California San Joaquin Valley:
Steve Baker with Baker & Murakami Produce in Ontario, OR, told us on May 22 San Joaquin onions are about 10 days out. “The San Joaquin will have a June 1 start-up. This is about a week later than normal. They have had cooler temperatures and some precipitation that has pushed back the normal start-up date,” Steve said.
Michael Locati with Pacific Agra Farms told us on May 22 that Mother Nature needs to be on meds. All’s good with the crop, he said, adding, “We’ve gotten two inches of rain since Friday. We’re still irrigating the drier areas a little bit, but the rain has given us a bit of a breather. The onions are loving that it’s not 90 degrees, which is always good.” Michael has said in the past he was anticipating to be rolling mid-June, but he noted on Wednesday, “We’ll know more about the start in the next week or two. Right now we’re still looking at mid-June. The earlies are sizing up, and our later varieties are right on track.” Below are some beautiful photos of the crop, courtesy of Michael Locati
Jason Pearson with Eagle Eye Produce in Nyssa, OR, told us that the crop looks good. “We have been pretty wet recently, but the plants are responding well, and everything looks good so far,” Jason said.

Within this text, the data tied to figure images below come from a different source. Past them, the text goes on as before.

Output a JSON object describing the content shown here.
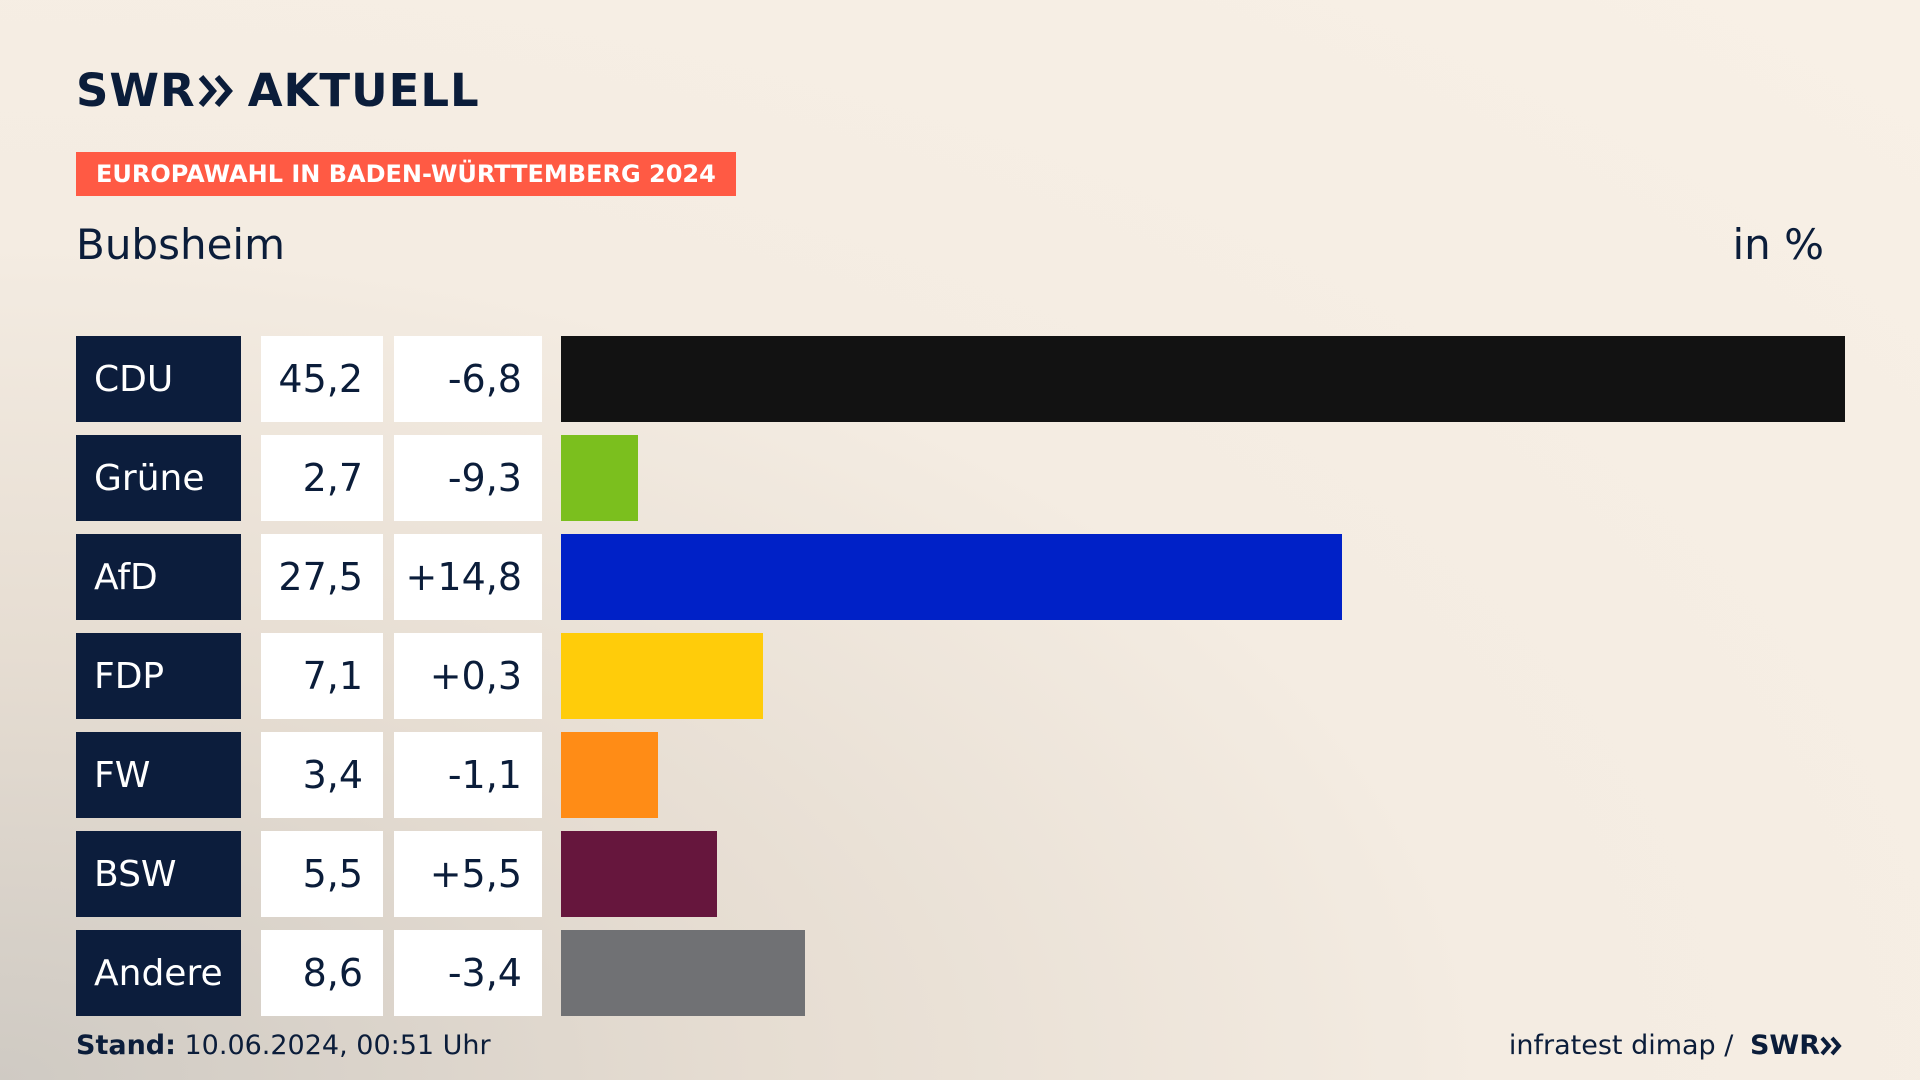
{
  "header": {
    "brand_swr": "SWR",
    "brand_aktuell": "AKTUELL",
    "banner": "EUROPAWAHL IN BADEN-WÜRTTEMBERG 2024",
    "place": "Bubsheim",
    "unit": "in %"
  },
  "footer": {
    "stand_label": "Stand:",
    "stand_value": " 10.06.2024, 00:51 Uhr",
    "source": "infratest dimap / ",
    "source_brand": "SWR"
  },
  "chart_data": {
    "type": "bar",
    "orientation": "horizontal",
    "categories": [
      "CDU",
      "Grüne",
      "AfD",
      "FDP",
      "FW",
      "BSW",
      "Andere"
    ],
    "values": [
      45.2,
      2.7,
      27.5,
      7.1,
      3.4,
      5.5,
      8.6
    ],
    "value_labels": [
      "45,2",
      "2,7",
      "27,5",
      "7,1",
      "3,4",
      "5,5",
      "8,6"
    ],
    "diff_labels": [
      "-6,8",
      "-9,3",
      "+14,8",
      "+0,3",
      "-1,1",
      "+5,5",
      "-3,4"
    ],
    "colors": [
      "#121212",
      "#7bbf1e",
      "#0021c7",
      "#ffcc0a",
      "#ff8c16",
      "#66163d",
      "#707174"
    ],
    "xlim": [
      0,
      45.2
    ]
  }
}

Herb Haun with Haun Packing in Weiser, ID, said on May 22 that “things are going quite well” in the Treasure Valley. He said, “We have just had a pretty wet week, but we had ideal conditions the first half of May.” The wet week later in the month totaled two inches of rain, but Herb said the precip came without any ill effects. “From Ontario to Boise it was close to record rainfall, but there were no heavy downpours or damaging conditions, and the onions came through fine.” He said Haun Packing’s earliest onions are expected to start the first week of August, and the operation will get into storage mid to later September, although dates could change as the season progresses.
Western Colorado/Corinne, UT:
Don Ed Holmes with The Onion House in Weslaco, TX, said his growers’ crops in Western Colorado and Corinne, UT, are coming along. “The growers are hoping for warmer weather, but both crops are on track now. It all looks good, but the onions need the summer heat units.”